If any of those intended for wintering in frames are still in the ground, let them be potted up without delay; those that were first planted out will require looking over on a fine day, loosening the surface of the soil, as well as to peg down and secure any long branches from becoming injured during unfavourable weather. Fresh-planted seedlings will also require looking over, or many will be lost by worms. Cuttings may still be put in, under glass, when parting any large plants.

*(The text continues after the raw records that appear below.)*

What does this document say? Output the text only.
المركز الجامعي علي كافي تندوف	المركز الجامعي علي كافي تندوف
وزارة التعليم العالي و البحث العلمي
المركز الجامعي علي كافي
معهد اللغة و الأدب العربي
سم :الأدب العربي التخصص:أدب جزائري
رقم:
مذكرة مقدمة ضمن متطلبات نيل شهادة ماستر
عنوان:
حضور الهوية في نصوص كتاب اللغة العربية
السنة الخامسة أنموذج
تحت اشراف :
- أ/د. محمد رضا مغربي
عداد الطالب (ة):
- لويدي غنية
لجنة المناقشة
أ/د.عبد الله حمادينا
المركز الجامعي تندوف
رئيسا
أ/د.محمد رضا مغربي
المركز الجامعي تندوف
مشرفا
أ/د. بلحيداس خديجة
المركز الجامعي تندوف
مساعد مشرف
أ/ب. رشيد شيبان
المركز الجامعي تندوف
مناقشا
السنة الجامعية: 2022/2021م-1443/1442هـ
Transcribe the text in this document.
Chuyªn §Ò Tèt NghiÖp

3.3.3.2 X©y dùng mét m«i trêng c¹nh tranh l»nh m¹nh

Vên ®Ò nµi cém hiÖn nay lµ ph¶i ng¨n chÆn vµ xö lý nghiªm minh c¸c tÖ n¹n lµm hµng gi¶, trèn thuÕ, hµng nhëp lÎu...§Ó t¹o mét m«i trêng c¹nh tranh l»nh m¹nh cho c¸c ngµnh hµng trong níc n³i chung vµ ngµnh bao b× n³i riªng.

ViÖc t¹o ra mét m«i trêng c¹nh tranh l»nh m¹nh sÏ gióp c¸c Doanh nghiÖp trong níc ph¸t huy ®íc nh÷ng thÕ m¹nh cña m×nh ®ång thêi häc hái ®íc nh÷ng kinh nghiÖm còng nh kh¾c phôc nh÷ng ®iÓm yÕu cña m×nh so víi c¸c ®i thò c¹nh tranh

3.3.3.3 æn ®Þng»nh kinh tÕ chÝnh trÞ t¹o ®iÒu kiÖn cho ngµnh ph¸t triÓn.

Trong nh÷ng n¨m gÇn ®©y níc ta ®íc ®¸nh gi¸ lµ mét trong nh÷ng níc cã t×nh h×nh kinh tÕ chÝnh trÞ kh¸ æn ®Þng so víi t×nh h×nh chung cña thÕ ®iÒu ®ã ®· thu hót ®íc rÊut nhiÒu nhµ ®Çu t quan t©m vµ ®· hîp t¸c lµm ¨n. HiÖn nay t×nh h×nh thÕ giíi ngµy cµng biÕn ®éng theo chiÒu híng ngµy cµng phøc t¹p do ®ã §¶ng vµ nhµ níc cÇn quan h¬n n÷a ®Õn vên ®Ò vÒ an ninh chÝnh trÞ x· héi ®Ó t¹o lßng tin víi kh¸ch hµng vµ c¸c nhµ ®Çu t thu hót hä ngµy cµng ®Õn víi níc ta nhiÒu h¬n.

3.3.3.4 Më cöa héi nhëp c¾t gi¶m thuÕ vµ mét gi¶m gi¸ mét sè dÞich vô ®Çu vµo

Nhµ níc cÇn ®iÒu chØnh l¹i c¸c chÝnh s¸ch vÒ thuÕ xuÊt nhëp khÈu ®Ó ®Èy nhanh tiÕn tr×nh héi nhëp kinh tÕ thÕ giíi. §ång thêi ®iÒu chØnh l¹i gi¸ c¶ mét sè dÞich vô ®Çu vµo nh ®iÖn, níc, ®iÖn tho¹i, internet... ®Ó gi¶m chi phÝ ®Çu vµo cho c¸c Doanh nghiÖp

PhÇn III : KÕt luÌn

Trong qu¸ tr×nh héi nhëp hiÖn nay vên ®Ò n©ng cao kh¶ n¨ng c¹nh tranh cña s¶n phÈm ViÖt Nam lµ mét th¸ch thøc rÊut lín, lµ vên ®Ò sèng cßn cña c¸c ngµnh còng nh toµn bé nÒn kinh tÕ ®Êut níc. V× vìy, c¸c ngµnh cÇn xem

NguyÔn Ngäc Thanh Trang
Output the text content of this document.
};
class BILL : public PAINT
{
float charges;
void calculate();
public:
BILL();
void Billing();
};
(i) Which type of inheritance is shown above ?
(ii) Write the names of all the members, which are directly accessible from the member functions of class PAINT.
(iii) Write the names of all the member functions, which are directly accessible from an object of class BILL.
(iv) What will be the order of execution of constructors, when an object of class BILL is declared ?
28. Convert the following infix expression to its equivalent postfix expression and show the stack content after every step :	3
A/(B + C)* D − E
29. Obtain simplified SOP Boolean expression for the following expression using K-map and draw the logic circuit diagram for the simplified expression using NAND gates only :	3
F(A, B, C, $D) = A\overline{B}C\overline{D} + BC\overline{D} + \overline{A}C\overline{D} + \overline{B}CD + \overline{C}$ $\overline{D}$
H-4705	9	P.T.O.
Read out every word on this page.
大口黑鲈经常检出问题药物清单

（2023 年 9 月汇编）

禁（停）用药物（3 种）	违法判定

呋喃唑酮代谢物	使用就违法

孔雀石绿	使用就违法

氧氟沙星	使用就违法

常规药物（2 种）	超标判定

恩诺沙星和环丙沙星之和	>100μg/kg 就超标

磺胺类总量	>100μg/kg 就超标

Royal Nursery, Slough. C.Turner.

Pansies #7

See last month.

Royal Nursery, Slough. C. Turner.

Pansies #8

Marchioness Of Normanby (Frankland)

This is a splendid thing. The Florist says it is "a flower of fine substance, good shape, and evenly marked; yellow ground, dark top-petals; the lower ones, margined with the same shade of colour, are bold and distinct; size, medium. It is a considerable improvement on President." This will be found a great acquisition in its class. The stock is yet, I believe, in the possession of the raiser; and therefore I cannot say by whom it will be sent out.

Blue-Eyed Maid (Major)

This is an excellent flower, and a decided beat on Hall's Rainbow, and more constant; in fact, it is showable all the season. It is indispensable as a self in any collection.

Madame Sontag (Major)

Upper petal rich puce, the lower ones broadly belted with the same; centre straw; blotch fine, and very distinct; size usual; smooth flower.

Magnificent (Major)

Upper petals bluish lilac, and lower ones broadly belted with the same; centre creamy white, blotch very large and solid; size large, petals of great substance, and a smooth flower.

Major's Hebe and Sir J. Franklin are also fine flowers.

Let out by Messrs. Major and Son, Knowsthorpe, Leeds.

Mr. J. Harrison of Darlington has half a dozen superior varieties, but which will not be let out till next autumn; previous to which their merits will again be fully tested, and a more accurate description obtained than I could at present furnish.

Mr. Nichol of Leeds, I am informed, has a Verbena of some merit, which will make its appearance among the novelties of next season.

I have some notes on Tulips; but as they have been so ably described by "H. S. M." in your January Number, any further notice is unnecessary.

Many fine varieties of Calceolarias appear to have been raised this year both in Yorkshire, Lancashire, and Durham; and which will probably be advertised by the various nurserymen letting out the same in spring.

Mr. Deans has raised a few, which are highly spoken of, as being both novel and possessing considerable properties, and which will probably be sent out by Mr. Wilcke.

John Deans (Wilcke)

This Calceolaria is a dark variety in the style of Kinghorn's Emperor, and a seedling of last season. Colour very rich, and size and outline good; free bloomer. As Mr. Wilcke does not intend to send out this variety till the spring of 1851, I shall reserve further description of it until it has been tried another season. It is, however, a very promising flower.

A Scarlet Geranium of very superior properties; the trusses are of immense size, and the flowers of good shape and suhstance. A Florist who saw the plant when in bloom remarks, " The profuse-ness with which it blooms is truly astonishing; and the leaves are so small, that scarcely any of them will cover a crown-piece; added to this, the habit of the plant is dense and bushy. I feel confident it will be quite a novelty, as well as a decided improvement on the Scarlets in cultivation." Raised by Mr. John Deans, gardener to H. L. Pattinson, Esq., Felling, Newcastle.

The above comprise the best things I have seen; there may nevertheless be scores more; if so, let others supply what I have omitted; and I trust we shall have no more grumbling about " ex-clusiveness;" but that those who have been wont to deal in mere assertions will, for the future, take honest notes of all novelties, and follow the example of.

Whitby, Dec. 14, 1849. W. Woodhouse.